Con i soldi non si scherza: Mentre l’America si prepara alle elezioni presidenziali di novembre, i miliardari mettono mano ai portafogli. Ma chi sostengono i più ricchi del Paese?

Miriam Adelson, da bambina soprannominava i sopravvissuti all’Olocausto “sapone”, ora investe milioni su Donald Trump, vedendo in lui l’ultimo baluardo contro la decadenza dell’Occidente. Non è sola. Stephen Schwarzman, amministratore di Blackstone, con 39 miliardi in cassaforte, paragonava le misure fiscali di Obama all’invasione nazista della Polonia e ora punta su Trump, nonostante avesse criticato l’assalto a Capitol Hill del 2021. Bill Ackman di Pershing Square Capital, David Sacks e Chamath Palihapitiya di Silicon Valley, insieme a Peter Thiel ed Elon Musk, sono tutti sostenitori accaniti del tycoon repubblicano. Musk, con i suoi 250 miliardi di dollari, ha promesso 45 milioni al mese a Trump.
Kamala Harris: la speranza blu dei progressisti e di Hollywood
Kamala Harris ha raccolto 81 milioni di dollari nelle prime 24 ore dopo l’annuncio del ritiro di Biden. La vice presidente è supportata da donazioni di piccoli elettori, giovani progressisti e femministe. Reid Hoffman e Alex Soros, erede della fortuna di famiglia da 25 miliardi, sono tra i principali sostenitori. Abigail Disney e George Clooney sono pronti a mobilitare Hollywood, mentre Jeffrey Katzenberg, capo della raccolta di fondi, è ora impegnato a sostenere Kamala dopo aver ammonito Biden.
Chi vincerà?
Sarà una campagna elettorale senza precedenti, dove i miliardari si giocano tutto. Da un lato, i sostenitori di Trump con le loro risorse ingenti; dall’altro, i progressisti che vedono in Kamala Harris l’opportunità di continuare il cambiamento. Sarà un confronto tra due visioni opposte: sovranismo contro internazionalismo, America First contro alleanze globali. La democrazia americana si prepara a vivere la sua più grande battaglia, e i miliardari sono pronti a finanziare il loro campione.

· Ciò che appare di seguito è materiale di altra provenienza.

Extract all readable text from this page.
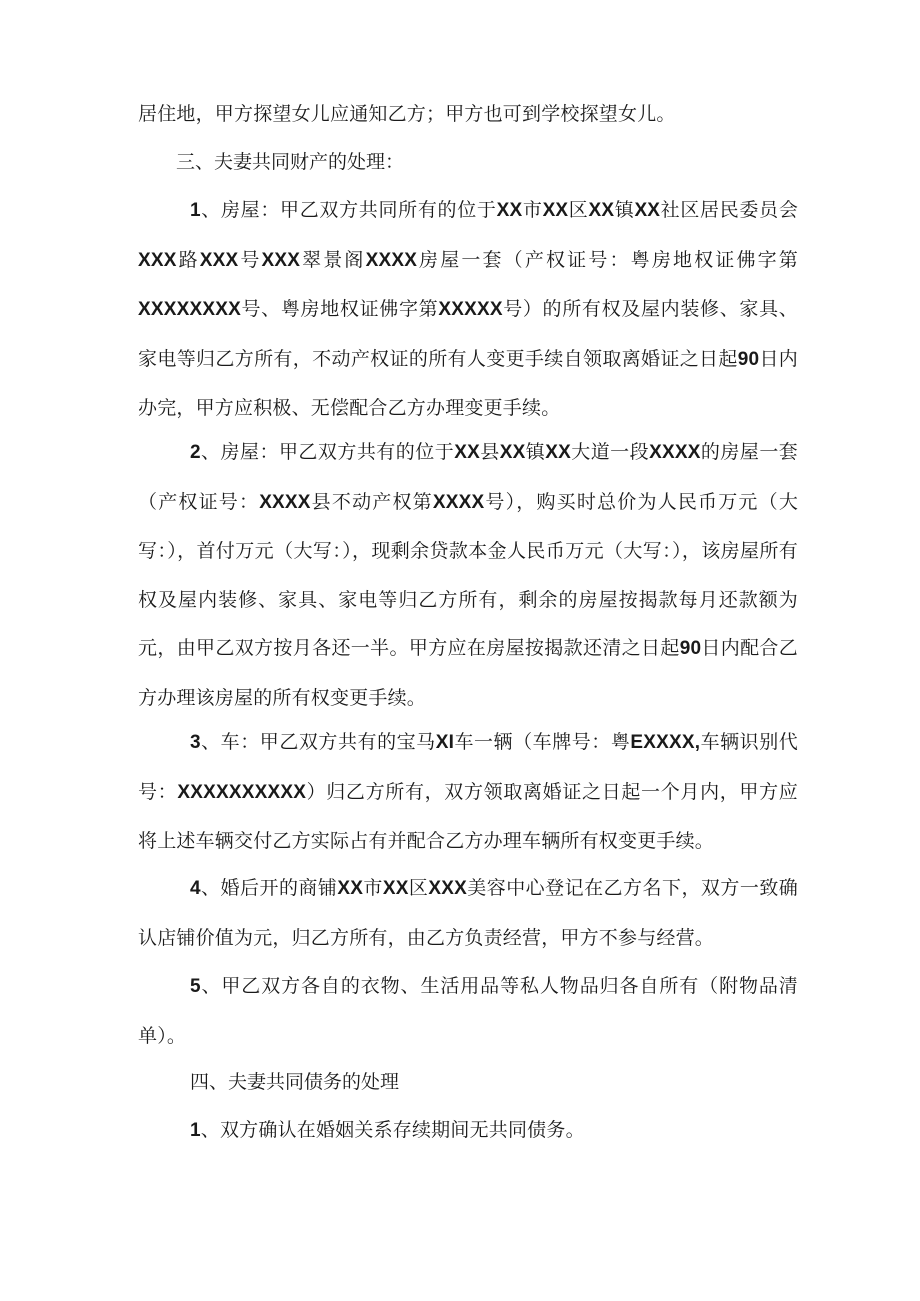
居住地，甲方探望女儿应通知乙方；甲方也可到学校探望女儿。

三、夫妻共同财产的处理：

1、房屋：甲乙双方共同所有的位于XX市XX区XX镇XX社区居民委员会XXX路XXX号XXX翠景阁XXXX房屋一套（产权证号：粤房地权证佛字第XXXXXXXX号、粤房地权证佛字第XXXXX号）的所有权及屋内装修、家具、家电等归乙方所有，不动产权证的所有人变更手续自领取离婚证之日起90日内办完，甲方应积极、无偿配合乙方办理变更手续。

2、房屋：甲乙双方共有的位于XX县XX镇XX大道一段XXXX的房屋一套（产权证号：XXXX县不动产权第XXXX号），购买时总价为人民币万元（大写：），首付万元（大写：），现剩余贷款本金人民币万元（大写：），该房屋所有权及屋内装修、家具、家电等归乙方所有，剩余的房屋按揭款每月还款额为元，由甲乙双方按月各还一半。甲方应在房屋按揭款还清之日起90日内配合乙方办理该房屋的所有权变更手续。

3、车：甲乙双方共有的宝马XI车一辆（车牌号：粤EXXXX,车辆识别代号：XXXXXXXXXX）归乙方所有，双方领取离婚证之日起一个月内，甲方应将上述车辆交付乙方实际占有并配合乙方办理车辆所有权变更手续。

4、婚后开的商铺XX市XX区XXX美容中心登记在乙方名下，双方一致确认店铺价值为元，归乙方所有，由乙方负责经营，甲方不参与经营。

5、甲乙双方各自的衣物、生活用品等私人物品归各自所有（附物品清单）。

四、夫妻共同债务的处理

1、双方确认在婚姻关系存续期间无共同债务。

L’escalation di finanziamenti
Nel 2020, i partiti hanno speso oltre 14 miliardi nel testa a testa Trump-Biden, il doppio rispetto al 2016. Joe Biden raccolse un miliardo, Trump poco meno, ma questi record sono destinati a essere sbriciolati. Le donazioni sotto i 200 dollari sono significative per entrambi i campi, con i repubblicani che nel 2016 batterono i democratici in questa categoria.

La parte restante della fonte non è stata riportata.